I joined a nice crowd of local SAQA members this week for a docent-led tour of Portland Art Museum’s new exhibit Native Fashion Now. Organized by the Peabody Essex Museum in Salem, Mass., this is the first large-scale traveling exhibition of contemporary Native American fashion celebrating indigenous designers from the United States and Canada, from the 1950s to today.
Here are just a few of the extraordinary pieces I saw, beginning with (click on image for a larger view)
a small group of the many umbrellas that hung from the ceiling of the first room of the exhibit.
This dress is on loan from the designer Sho Sho Esquiro (b. 1980), Kaska Dene and Cree, working in Vancouver, British Columbia, from her Day of the Dead Collection, 2013.
The dress is constructed of seal fur, beaver tail, carp, beads, silk, rooster feathers, tulle and skull.
The dresses’ title, Wile Wile Wile, means “the sound of wings in flight” in the Kaska Dene language. The dress honors Esquiro’s departed loved ones — she designed it for them to wear at an imagined joyful reunion.
Frankie Welch, Cherokee (b. 1924), worked in Alexandria, VA, designed this dress for Betty Ford in 1974.
The First Lady wore this silk brocade dress to the White House Christmas party that year.
Laura Shepperd (b. 1957) works in Santa Fe, NM, designed this corset and skirt in 2010.
The corset is silk, cotton and steel.
The skirt is silk shantung.
The look is a knock out!
Cody Sanderson (b. 1964), Diné (Navajo), Hopi, Tohono O’odham and Nambe Pueblo, works in Santa Fe, NM. He created this stunning bracelet in 2013.
He calls this sterling silver creation Polished Wet Spider.
Bethany Yellowtail (b. 1988), Apsáalooke/Northern Cheyenne, works in Los Angeles, CA. Yellowtail shift was created in 2013-14 for Project 562.
The dress is constructed with polyester, satin and polyester mesh printed with a photograph by Matika Wilbur (b. 1984, Swinomish and Tulalip). The cut of the fabric positions the horizon of one of Wilbur’s photographs along the hems of the skirt and the sleeves. The filmy black band at the bottom edge evokes the flutter of wings and the spirit of birds in flight.

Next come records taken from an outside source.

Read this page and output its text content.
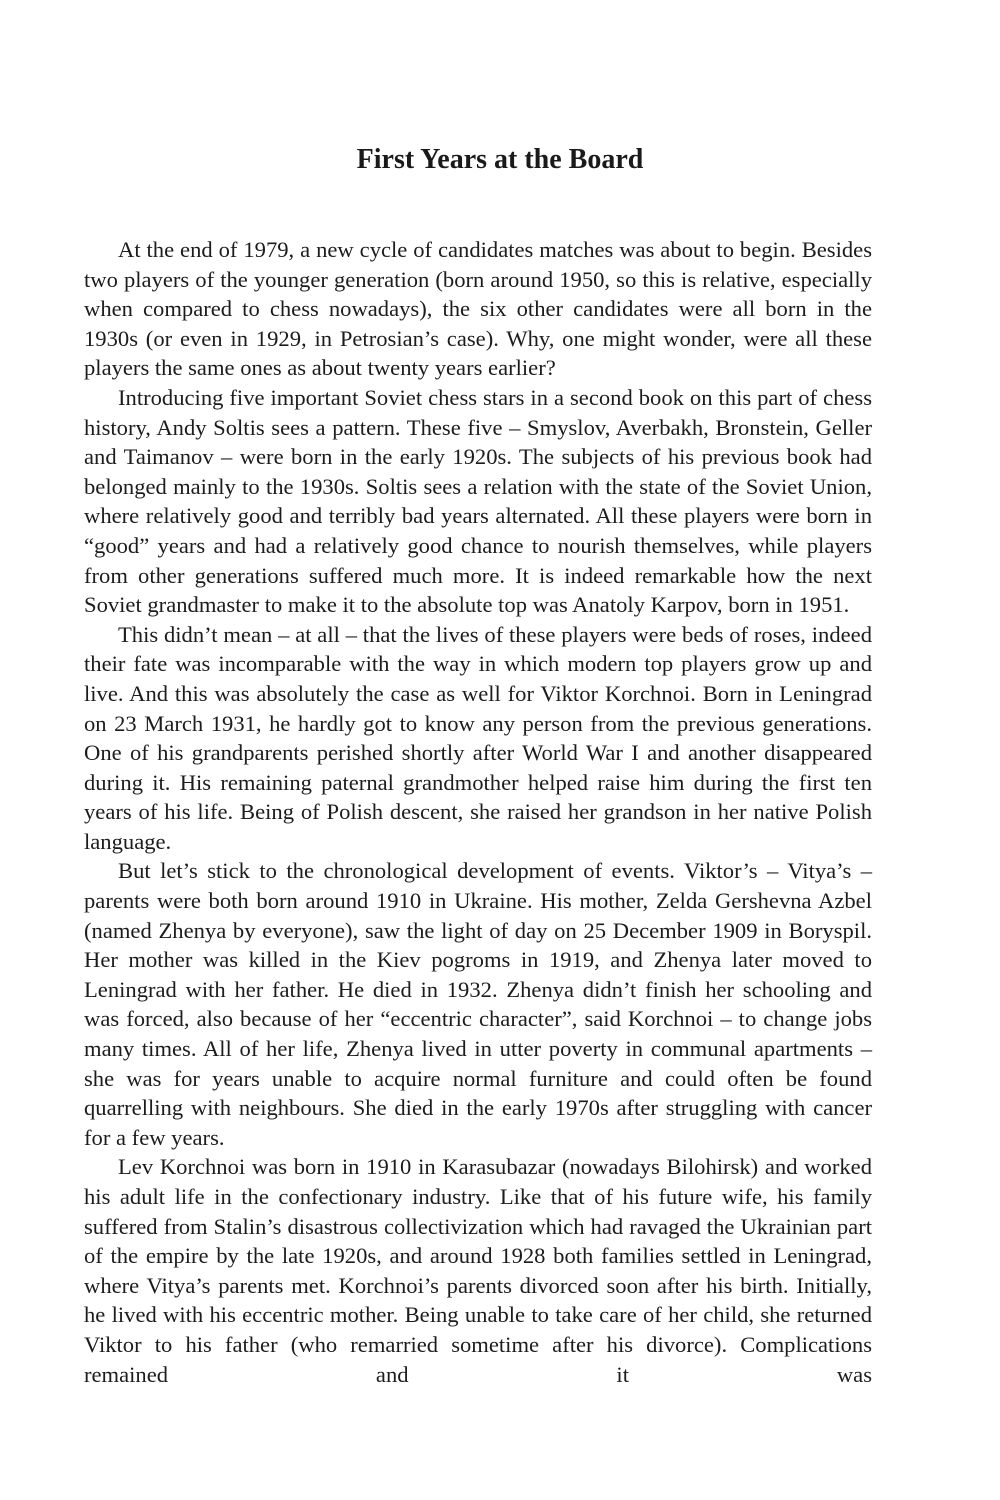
First Years at the Board

At the end of 1979, a new cycle of candidates matches was about to begin. Besides two players of the younger generation (born around 1950, so this is relative, especially when compared to chess nowadays), the six other candidates were all born in the 1930s (or even in 1929, in Petrosian’s case). Why, one might wonder, were all these players the same ones as about twenty years earlier?

Introducing five important Soviet chess stars in a second book on this part of chess history, Andy Soltis sees a pattern. These five – Smyslov, Averbakh, Bronstein, Geller and Taimanov – were born in the early 1920s. The subjects of his previous book had belonged mainly to the 1930s. Soltis sees a relation with the state of the Soviet Union, where relatively good and terribly bad years alternated. All these players were born in “good” years and had a relatively good chance to nourish themselves, while players from other generations suffered much more. It is indeed remarkable how the next Soviet grandmaster to make it to the absolute top was Anatoly Karpov, born in 1951.

This didn’t mean – at all – that the lives of these players were beds of roses, indeed their fate was incomparable with the way in which modern top players grow up and live. And this was absolutely the case as well for Viktor Korchnoi. Born in Leningrad on 23 March 1931, he hardly got to know any person from the previous generations. One of his grandparents perished shortly after World War I and another disappeared during it. His remaining paternal grandmother helped raise him during the first ten years of his life. Being of Polish descent, she raised her grandson in her native Polish language.

But let’s stick to the chronological development of events. Viktor’s – Vitya’s – parents were both born around 1910 in Ukraine. His mother, Zelda Gershevna Azbel (named Zhenya by everyone), saw the light of day on 25 December 1909 in Boryspil. Her mother was killed in the Kiev pogroms in 1919, and Zhenya later moved to Leningrad with her father. He died in 1932. Zhenya didn’t finish her schooling and was forced, also because of her “eccentric character”, said Korchnoi – to change jobs many times. All of her life, Zhenya lived in utter poverty in communal apartments – she was for years unable to acquire normal furniture and could often be found quarrelling with neighbours. She died in the early 1970s after struggling with cancer for a few years.

Lev Korchnoi was born in 1910 in Karasubazar (nowadays Bilohirsk) and worked his adult life in the confectionary industry. Like that of his future wife, his family suffered from Stalin’s disastrous collectivization which had ravaged the Ukrainian part of the empire by the late 1920s, and around 1928 both families settled in Leningrad, where Vitya’s parents met. Korchnoi’s parents divorced soon after his birth. Initially, he lived with his eccentric mother. Being unable to take care of her child, she returned Viktor to his father (who remarried sometime after his divorce). Complications remained and it was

Jamie Okuma, Luiseno/Shoshone-Bannock, works in Santa Fe and created these dramatically beaded Christin Lauboutin boots.
The boots are constructed from mylar, vinyl and stainless steel, hand beaded by the artist who specializes is one of a kind art pieces.
Dustin Martin (b. 1989), Diné (Navajo), works in Albuquerque, NM, designed this cotton T-shirt using the same gun model that George A. Custer and his troops used at The Battle of the Little Bighorn in June 1876.
The words under the gun are “Ceci n’est pas un concilrateur” Translation: This is not a peacemaker
Jared Yazzie (b. 1989), Diné (Navajo), works in Chandler, AZ, designed this cotton T-shirt for OxDx in 2012. It needs no explanation.
Again, what I’ve shared here is just a small sample of the exhibit. Each and every piece is noteworthy. I’ll be returning to this exhibit for another viewing of the fashions and a closer look at the interactive displays which present the ideas and issues around Native and Native-inspired fashion. This exhibit will be on view through September 4, 2016. Portland is one of only four museums to house this exhibit and the only west-coast venue. If you are in Portland, this is a must-see experience.